Last year, when nobody else was writing about Supreme Court nominee Harriet Miers, best-selling author Ronald Kessler was in his book "A Matter of Character: Inside the White House of George W. Bush."

Albeit, Kessler was writing about how little was known of Miers - or for that matter, anybody else toiling in the Bush White House.

"Reporters reacted with stunned disbelief when Bush said he wasn't watching TV for news on the war in Iraq," recalls the author. "At a press conference on Dec. 12, 2003, Fox TV correspondent Wendell Goler asked Bush, 'Mr. President, in light of the New York Times editorial today, tell me why?'

"'Let me stop you, Wendell,' Bush said. 'I don't read those editorials.'"

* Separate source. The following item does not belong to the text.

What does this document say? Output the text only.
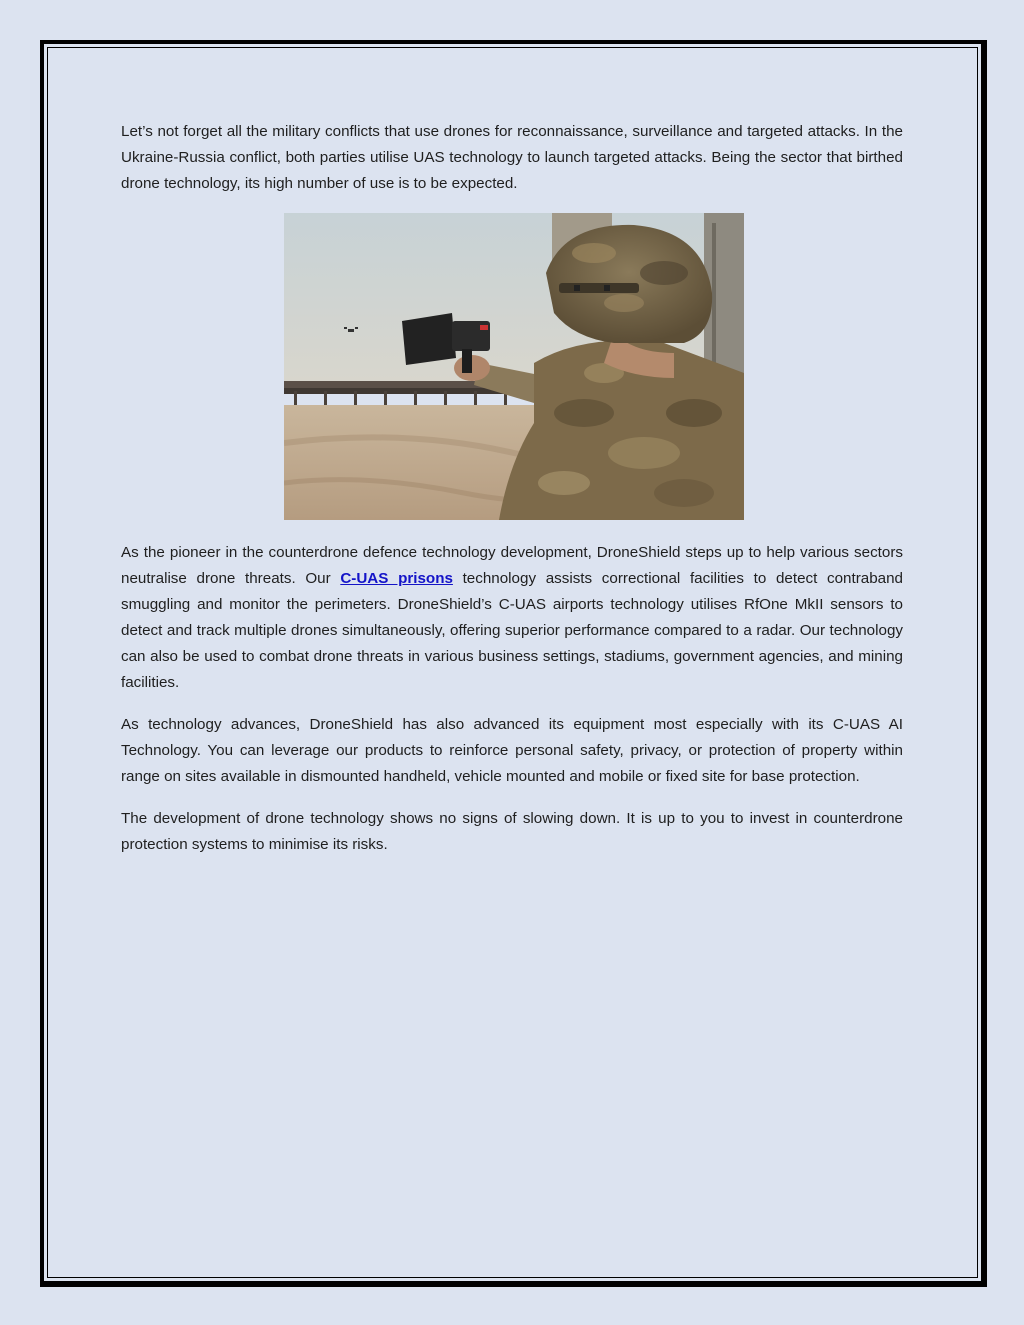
Let’s not forget all the military conflicts that use drones for reconnaissance, surveillance and targeted attacks. In the Ukraine-Russia conflict, both parties utilise UAS technology to launch targeted attacks. Being the sector that birthed drone technology, its high number of use is to be expected.

As the pioneer in the counterdrone defence technology development, DroneShield steps up to help various sectors neutralise drone threats. Our C-UAS prisons technology assists correctional facilities to detect contraband smuggling and monitor the perimeters. DroneShield’s C-UAS airports technology utilises RfOne MkII sensors to detect and track multiple drones simultaneously, offering superior performance compared to a radar. Our technology can also be used to combat drone threats in various business settings, stadiums, government agencies, and mining facilities.

As technology advances, DroneShield has also advanced its equipment most especially with its C-UAS AI Technology. You can leverage our products to reinforce personal safety, privacy, or protection of property within range on sites available in dismounted handheld, vehicle mounted and mobile or fixed site for base protection.

The development of drone technology shows no signs of slowing down. It is up to you to invest in counterdrone protection systems to minimise its risks.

"Bush's aides made the point that not everyone reads the Washington Post and the New York Times," Kessler says. "Rather, the Bush people were like antimatter: rather than having the normal inclination to feed their egos by garnering attention, they had the opposite orientation and were nearly impervious to press criticism."

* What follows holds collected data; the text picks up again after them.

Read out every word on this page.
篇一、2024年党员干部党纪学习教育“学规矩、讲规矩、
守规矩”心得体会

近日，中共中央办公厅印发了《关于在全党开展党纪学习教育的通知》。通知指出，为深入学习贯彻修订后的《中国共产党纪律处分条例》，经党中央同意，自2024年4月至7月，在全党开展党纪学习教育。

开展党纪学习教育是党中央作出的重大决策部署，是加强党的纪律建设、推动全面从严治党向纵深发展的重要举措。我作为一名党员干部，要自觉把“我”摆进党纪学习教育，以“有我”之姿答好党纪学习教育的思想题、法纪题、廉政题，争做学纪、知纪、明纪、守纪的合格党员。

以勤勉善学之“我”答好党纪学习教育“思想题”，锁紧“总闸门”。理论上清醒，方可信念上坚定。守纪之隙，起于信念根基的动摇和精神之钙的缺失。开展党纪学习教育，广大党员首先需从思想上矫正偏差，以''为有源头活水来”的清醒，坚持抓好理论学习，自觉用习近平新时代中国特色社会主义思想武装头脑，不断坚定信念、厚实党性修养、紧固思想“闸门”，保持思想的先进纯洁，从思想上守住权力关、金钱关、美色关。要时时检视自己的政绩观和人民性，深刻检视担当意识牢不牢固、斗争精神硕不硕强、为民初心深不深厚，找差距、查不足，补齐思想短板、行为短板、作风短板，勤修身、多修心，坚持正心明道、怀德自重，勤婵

Margaret Spellings, then assistant to the president for domestic policy (now education secretary), observed in the book: "The press office and I have a deal. They don't do policy, and I don't do press. You never see Harriet Miers' name in the paper." Harriet who?

The remark gave Kessler impetus to write everything he could learn about Miers, from her days in Texas and arrival at the White House - in her first job, "she controlled the paper flow to the president, making sure that briefing papers submitted to him were clearly written and timely and presented all sides of the issues" - to her last position as White House counsel.

Calling her petite and soft-spoken, the author wrote that "she applied discipline even-handedly, telling aides that they had not gotten their papers in on time or had written a magnificent paper, but it was not tight enough or did not have a bottom line."

Then, when the time came for former White House press secretary Ari Fleischer to announce Miers' appointment as deputy chief of staff, "a reporter had to ask how to spell her name."

"She doesn't want to be in the paper," Spellings said at the time of Miers. "She's all about the president. Will people think she is important and in the know for her next gig? I can tell you she is and she is."

Little did Kessler know that next gig would be as nominee to become a Supreme Court justice.